It is reasonable to write non-functional requirements like this. But your partners are right that this isn't trivial to measure.
It is important to keep in mind how networks work. To make a REST API call you may need to perform DNS lookup, perform a TLS handshake, transmit a request, wait until the request is processed, and receive the response. All those steps take time. Aside from the processing of the server, these times largely depend on the network latency (colloquially the “ping”) and to some degree on the available bandwidth.
For the purpose of a requirement, we can now define a test scenario where those variables are fixed. E.g. we can a assume: A pretty atrocious round-trip ping of 400ms. Transmitted data has negligible size. A connection has already been established. We can then phrase a requirement such as “On a network connection with a round-trip time of no more than 400ms, the time to first byte for any request is less than 450ms”. That leaves 50ms for the server software to do its work.

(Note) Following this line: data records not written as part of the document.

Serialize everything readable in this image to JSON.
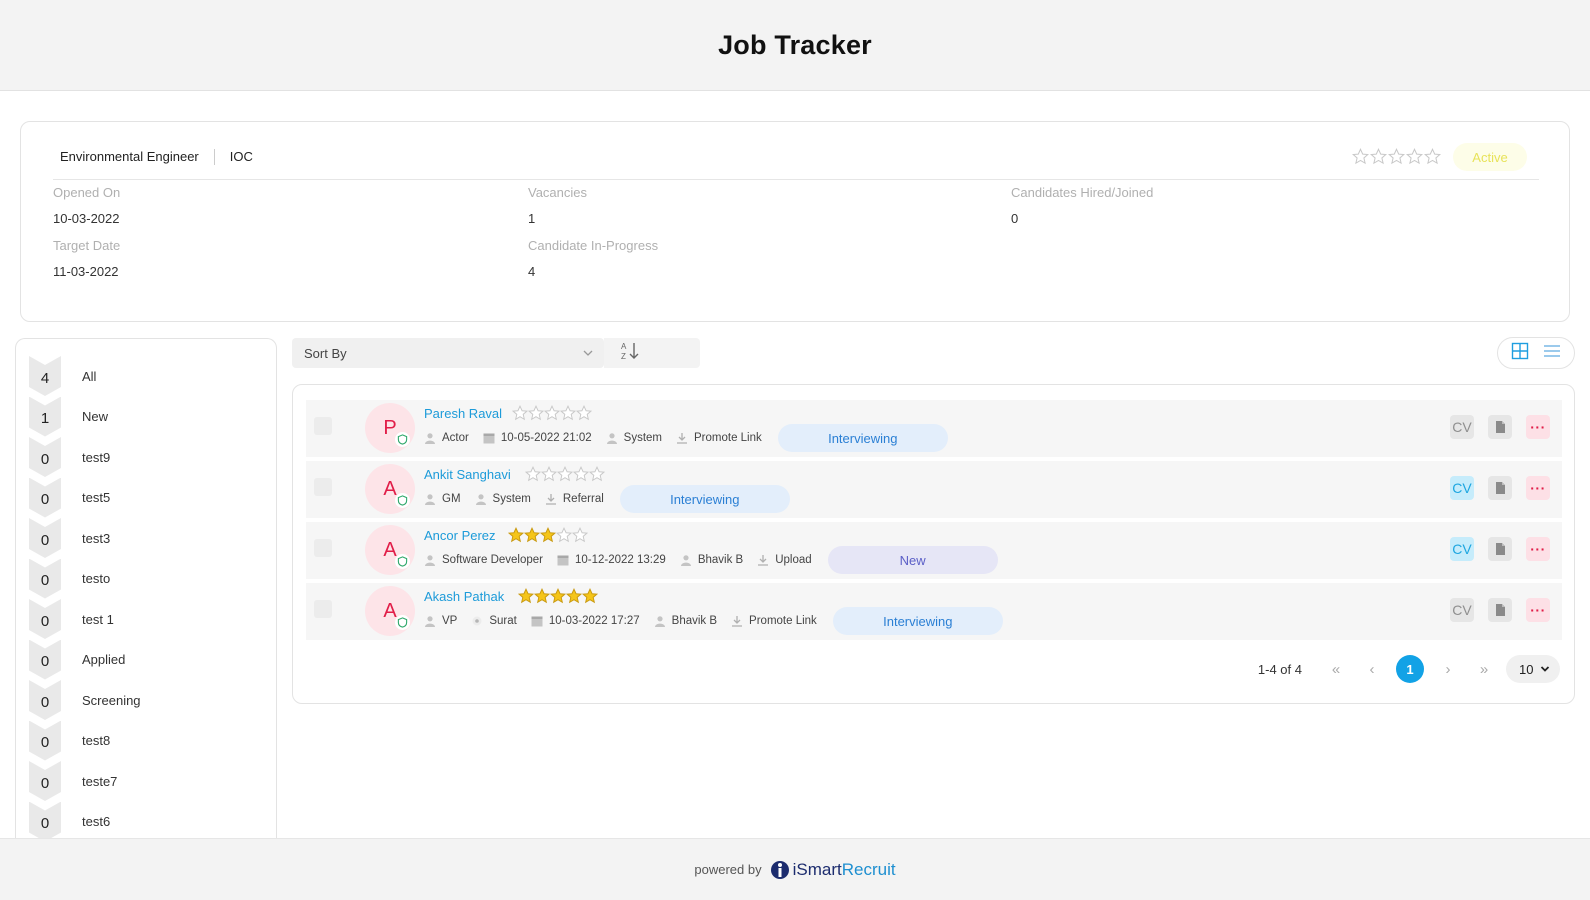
{
  "page": {
    "title": "Job Tracker"
  },
  "job": {
    "title": "Environmental Engineer",
    "org": "IOC",
    "rating": 0,
    "status": "Active",
    "fields": {
      "opened_label": "Opened On",
      "opened_value": "10-03-2022",
      "target_label": "Target Date",
      "target_value": "11-03-2022",
      "vacancies_label": "Vacancies",
      "vacancies_value": "1",
      "inprogress_label": "Candidate In-Progress",
      "inprogress_value": "4",
      "hired_label": "Candidates Hired/Joined",
      "hired_value": "0"
    }
  },
  "stages": [
    {
      "count": "4",
      "label": "All"
    },
    {
      "count": "1",
      "label": "New"
    },
    {
      "count": "0",
      "label": "test9"
    },
    {
      "count": "0",
      "label": "test5"
    },
    {
      "count": "0",
      "label": "test3"
    },
    {
      "count": "0",
      "label": "testo"
    },
    {
      "count": "0",
      "label": "test 1"
    },
    {
      "count": "0",
      "label": "Applied"
    },
    {
      "count": "0",
      "label": "Screening"
    },
    {
      "count": "0",
      "label": "test8"
    },
    {
      "count": "0",
      "label": "teste7"
    },
    {
      "count": "0",
      "label": "test6"
    }
  ],
  "toolbar": {
    "sort_label": "Sort By"
  },
  "candidates": [
    {
      "initial": "P",
      "name": "Paresh Raval",
      "rating": 0,
      "meta": [
        {
          "icon": "person-icon",
          "text": "Actor"
        },
        {
          "icon": "calendar-icon",
          "text": "10-05-2022 21:02"
        },
        {
          "icon": "person-icon",
          "text": "System"
        },
        {
          "icon": "download-icon",
          "text": "Promote Link"
        }
      ],
      "status": "Interviewing",
      "cv_available": false
    },
    {
      "initial": "A",
      "name": "Ankit Sanghavi",
      "rating": 0,
      "meta": [
        {
          "icon": "person-icon",
          "text": "GM"
        },
        {
          "icon": "person-icon",
          "text": "System"
        },
        {
          "icon": "download-icon",
          "text": "Referral"
        }
      ],
      "status": "Interviewing",
      "cv_available": true
    },
    {
      "initial": "A",
      "name": "Ancor Perez",
      "rating": 3,
      "meta": [
        {
          "icon": "person-icon",
          "text": "Software Developer"
        },
        {
          "icon": "calendar-icon",
          "text": "10-12-2022 13:29"
        },
        {
          "icon": "person-icon",
          "text": "Bhavik B"
        },
        {
          "icon": "download-icon",
          "text": "Upload"
        }
      ],
      "status": "New",
      "cv_available": true
    },
    {
      "initial": "A",
      "name": "Akash Pathak",
      "rating": 5,
      "meta": [
        {
          "icon": "person-icon",
          "text": "VP"
        },
        {
          "icon": "location-icon",
          "text": "Surat"
        },
        {
          "icon": "calendar-icon",
          "text": "10-03-2022 17:27"
        },
        {
          "icon": "person-icon",
          "text": "Bhavik B"
        },
        {
          "icon": "download-icon",
          "text": "Promote Link"
        }
      ],
      "status": "Interviewing",
      "cv_available": false
    }
  ],
  "actions": {
    "cv_label": "CV",
    "more_label": "···"
  },
  "pagination": {
    "info": "1-4 of 4",
    "current": "1",
    "page_size": "10"
  },
  "footer": {
    "powered_by": "powered by",
    "brand_part1": "iSmart",
    "brand_part2": "Recruit"
  },
  "colors": {
    "accent": "#12a2e6",
    "link": "#1d9bd9",
    "star": "#f5c518",
    "danger": "#e11d48"
  }
}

Alternatively, we can assume that the timings are taken directly in front of the target server, so that the network is negligible. The response times could then be collected continuously and be displayed on a dashboard. We could phrase this requirement as “Ignoring any network effects, the server responds to any request within 50ms”.

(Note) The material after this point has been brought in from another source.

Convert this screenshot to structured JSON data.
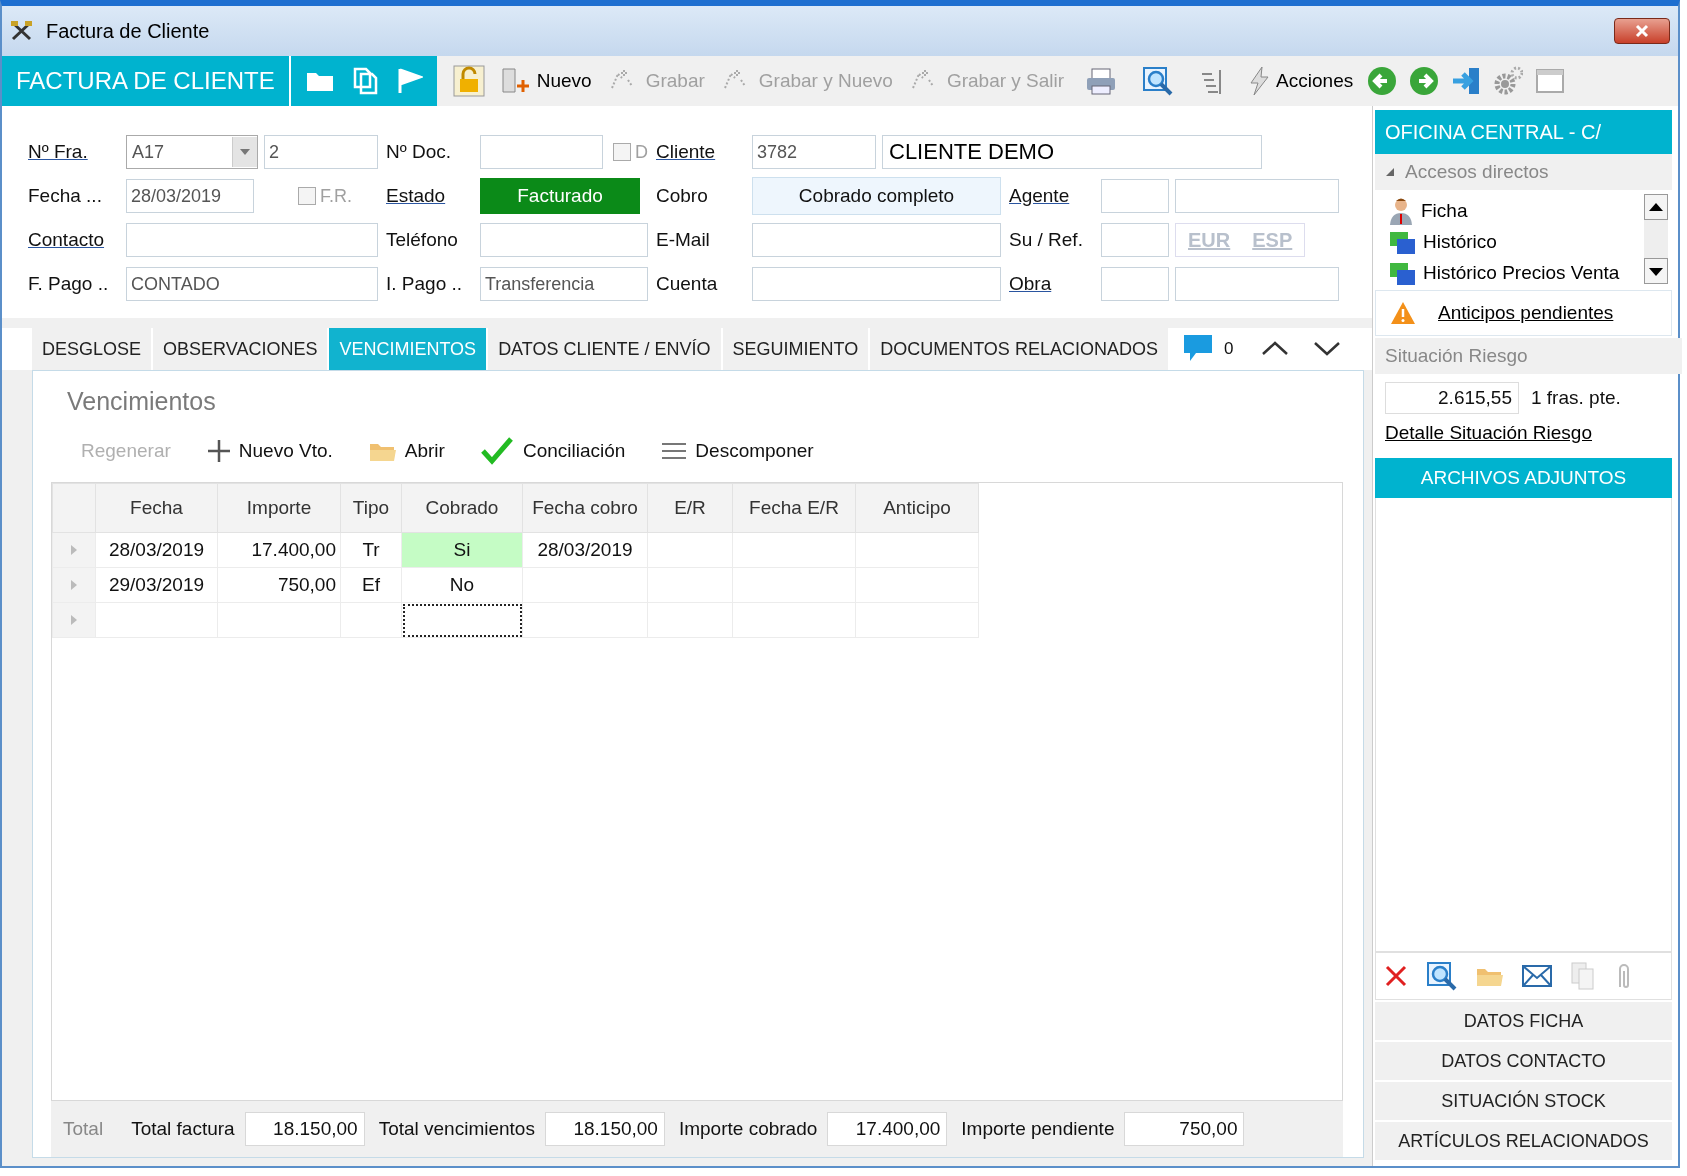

Sometimes, exceptional circumstances occur, for example packet loss. So it is not reasonable to demand that this requirement is met for every connection, just for the majority of connections. Using an average response time is not sufficient because many requests may still experience very long response times, but they would be averaged away. Instead, it is common to use a percentile. Using the 95% or 99% percentile is common. Since this is a statistical metric you need a sampling window, for example 1 minute. We could now clarify this requirement:
Over any time window of 60 seconds, the 95th percentile response time of the server must be below 50ms. This is measurement ignores any network effects such as latency.

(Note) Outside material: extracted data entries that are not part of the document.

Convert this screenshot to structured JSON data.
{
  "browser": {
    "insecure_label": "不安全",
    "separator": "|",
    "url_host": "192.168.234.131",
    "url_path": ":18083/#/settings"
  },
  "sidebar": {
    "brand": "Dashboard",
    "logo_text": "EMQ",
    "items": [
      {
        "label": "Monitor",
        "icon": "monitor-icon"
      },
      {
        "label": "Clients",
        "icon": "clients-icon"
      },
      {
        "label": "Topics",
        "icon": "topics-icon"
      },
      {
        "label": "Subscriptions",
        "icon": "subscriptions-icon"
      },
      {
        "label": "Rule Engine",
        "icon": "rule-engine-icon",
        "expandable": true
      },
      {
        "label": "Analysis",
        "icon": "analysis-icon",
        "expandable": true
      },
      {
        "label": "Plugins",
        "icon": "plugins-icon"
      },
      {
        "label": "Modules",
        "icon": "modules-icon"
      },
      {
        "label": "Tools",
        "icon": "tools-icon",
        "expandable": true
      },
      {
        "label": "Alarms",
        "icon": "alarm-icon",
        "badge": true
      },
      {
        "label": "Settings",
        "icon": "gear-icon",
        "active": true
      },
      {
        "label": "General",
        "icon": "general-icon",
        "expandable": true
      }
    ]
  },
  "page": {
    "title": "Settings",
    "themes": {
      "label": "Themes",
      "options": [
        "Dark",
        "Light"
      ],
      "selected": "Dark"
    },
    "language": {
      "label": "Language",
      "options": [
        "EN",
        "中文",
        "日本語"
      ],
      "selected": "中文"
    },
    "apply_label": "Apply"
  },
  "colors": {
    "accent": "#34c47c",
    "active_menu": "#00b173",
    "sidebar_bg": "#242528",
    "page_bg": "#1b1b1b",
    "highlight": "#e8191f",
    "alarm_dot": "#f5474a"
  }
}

Note that the number of requests over that time period must be high enough that the chosen percentile is meaningful. E.g. if that time period only sees 5 requests, then the 95th percentile response time is more or less the same as the worst response time, but that metric is very sensitive to outliers and thus unsuitable. You want more than a handful of events above the chosen percentile for this metric to be meaningful. To get this you can either increase the sampling time to get more events or decrease the chosen percentile, but both actions decrease the sensitivity of this metric.
Specifying measurable response times is important because it is now possible to determine if there's degraded service or an outage. E.g. response times of 80 seconds are absolutely unacceptable for most use cases. While the service might technically be working, it does not satisfy your needs. When the service fails to meet the required response time, that is downtime that would count against your agreed upon uptime / service level agreement.